My phone rings and it’s my ol’ college football buddy Forrest Gump.

I recognize his Alabama drawl immediately. “So, Forrest, what prompts the call?” I ask.

Forrest: “Well, now that I have a lot of money and can’t be bought by oil company lobbyists, I thought you might want to talk to me about your beautiful state and something called “stranded gas.” Now you know I’m not a smart man, but I do know what stranded means. See, I’m a lot like that fellow Tom Irwin, and I can read.”

Me: “Forrest, you must have seen in our newspapers that our governor wants to have our best and brightest legislators change more than 10 details about that stranded gas act. Now, funny thing is, if those 10 or so items need to be changed now to make the gas deal fall within the law, doesn’t that mean that the governor made a deal he knew was not legal?”

Forrest: “Well, that gas line deal, like so many, is a real box of chocolates. You just never really know what you’re gonna get stuck with. I’m not a smart lawyer either, and neither is that governor of yours, so that’s all I have to say about that.”

Me: “Well, maybe you’re not the smartest man, Forrest, but you are a good, honest man. Now, if your governor made a deal where the Legislature couldn’t do its duty by changing a law for 45 years, and your courts and Department of Law couldn’t make right some detail of that deal because all disputes had to be given to an appointed ‘tribunal,’ and, finally, you as a voter, who served in Vietnam, and got the Congressional Medal of Honor, and played ping-pong as a great patriot, couldn’t even change your laws by an initiative of the voters because your governor’s gas deal signed away that right too… I think you can see why we’re a bit worried about where this is going. Sometimes I wish I were a smarter man too, Forrest, but I am who I am.

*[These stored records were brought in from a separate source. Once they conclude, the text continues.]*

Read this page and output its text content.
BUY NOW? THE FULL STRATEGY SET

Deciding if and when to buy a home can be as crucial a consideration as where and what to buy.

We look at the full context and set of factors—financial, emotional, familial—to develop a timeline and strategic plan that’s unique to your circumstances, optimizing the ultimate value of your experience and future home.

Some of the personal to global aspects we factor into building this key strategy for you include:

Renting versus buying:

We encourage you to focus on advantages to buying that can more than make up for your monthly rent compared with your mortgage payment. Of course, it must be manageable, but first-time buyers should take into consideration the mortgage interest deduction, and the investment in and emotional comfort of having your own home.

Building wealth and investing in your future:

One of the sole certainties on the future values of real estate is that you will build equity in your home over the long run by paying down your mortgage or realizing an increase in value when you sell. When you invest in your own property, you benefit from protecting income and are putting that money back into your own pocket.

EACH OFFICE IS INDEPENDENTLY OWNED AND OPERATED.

“And Alaska seems to be giving up just about all its important rights for this governor’s deal. Let me count them out for you:

“1. The Legislature can’t do its constitutional duty and change tax laws.

“2. The people or the government can’t make any legal challenges to the law or the whole deal in court. They are virtually powerless, so the basic power of our state to challenge legal aspects of the gas deal is taken from us.

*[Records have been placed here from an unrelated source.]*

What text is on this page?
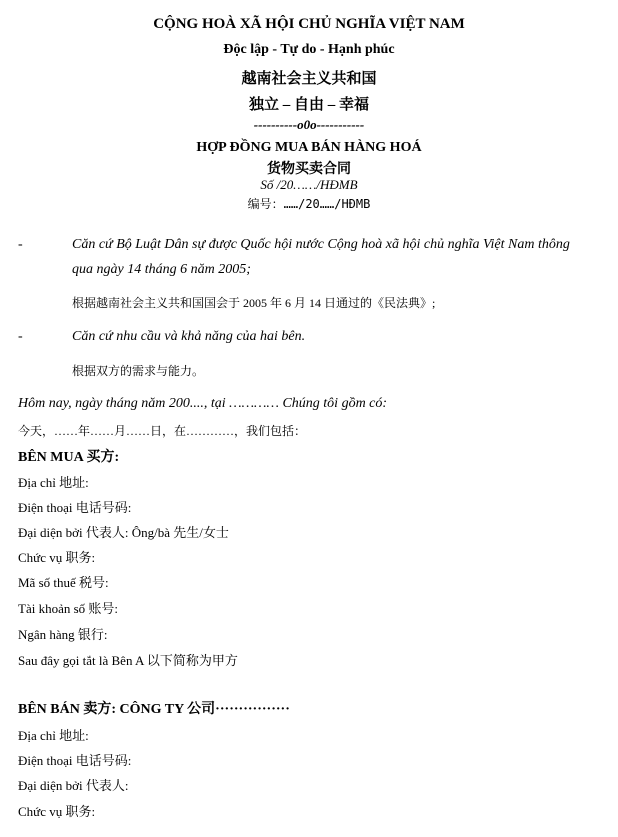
CỘNG HOÀ XÃ HỘI CHỦ NGHĨA VIỆT NAM
Độc lập - Tự do - Hạnh phúc
越南社会主义共和国
独立 – 自由 – 幸福
----------o0o-----------
HỢP ĐỒNG MUA BÁN HÀNG HOÁ
货物买卖合同
Số /20……/HĐMB
编号：……/20……/HĐMB
-	Căn cứ Bộ Luật Dân sự được Quốc hội nước Cộng hoà xã hội chủ nghĩa Việt Nam thông
qua ngày 14 tháng 6 năm 2005;
根据越南社会主义共和国国会于 2005 年 6 月 14 日通过的《民法典》;
-	Căn cứ nhu cầu và khả năng của hai bên.
根据双方的需求与能力。
Hôm nay, ngày tháng năm 200...., tại ………… Chúng tôi gồm có:
今天，……年……月……日，在…………，我们包括：
BÊN MUA 买方:
Địa chỉ 地址:
Điện thoại 电话号码:
Đại diện bởi 代表人: Ông/bà 先生/女士
Chức vụ 职务:
Mã số thuế 税号:
Tài khoản số 账号:
Ngân hàng 银行:
Sau đây gọi tắt là Bên A 以下简称为甲方
BÊN BÁN 卖方: CÔNG TY 公司················
Địa chỉ 地址:
Điện thoại 电话号码:
Đại diện bởi 代表人:
Chức vụ 职务:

“3. We can’t change taxes by the only method that’s left to us: voting on a people’s initiative petition. So we can’t vote, nor can the Legislature act, nor can any of us sue in the courts to make right the things we find are not working.

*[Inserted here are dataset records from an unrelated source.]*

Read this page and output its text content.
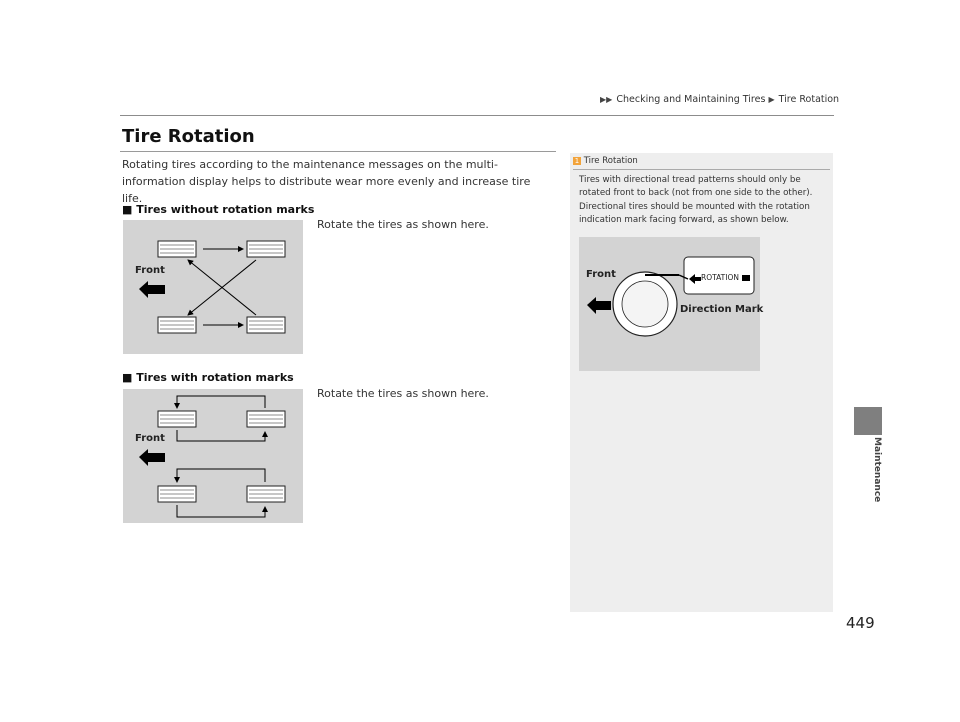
▶▶ Checking and Maintaining Tires ▶ Tire Rotation
Tire Rotation
Rotating tires according to the maintenance messages on the multi-information display helps to distribute wear more evenly and increase tire life.
■ Tires without rotation marks
Rotate the tires as shown here.
Front
■ Tires with rotation marks
Rotate the tires as shown here.
Front	Maintenance
1 Tire Rotation
Tires with directional tread patterns should only be rotated front to back (not from one side to the other). Directional tires should be mounted with the rotation indication mark facing forward, as shown below.
Front	ROTATION
Direction Mark
449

“We might as well be prisoners at the Guantanamo Base for all the rights we’ve had taken away by this deal. What do you think Forrest?”

Forrest: “Well as you know, I’m not a smart man, but I do know what stupid is, and stupid is as stupid does. This deal, if what you said is true, is just downright stupid. Worse, it makes you slaves to that law and to the oil companies. At least that’s what it seems like to me. Now, I don’t know for sure, but I think I’d get that old stranded gas law out and not bulldoze it away but see why it had those 10 items in it in the first place.”

Me: “I think that’s a pretty good idea, Forrest. All this makes me pretty tired, so I guess I’ll have to think more about it. Sure is good to talk to you, and you make me think that the future ought to be better than this gas deal would make it. I remember that you once wondered whether we all have a destiny, or whether we are all just floating around without a plan. Seems like the governor wants to give us the wrong destiny.”

Forrest: “I found that before you eat a box of chocolates, you’ve got to make sure they are real chocolates first, and open the box. You might be real disappointed if you aren’t careful.”

Me: “Thanks, Forrest. I’ll tell the Legislature.”

Rich Seifert is an energy and housing specialist at the University of Alaska Fairbanks.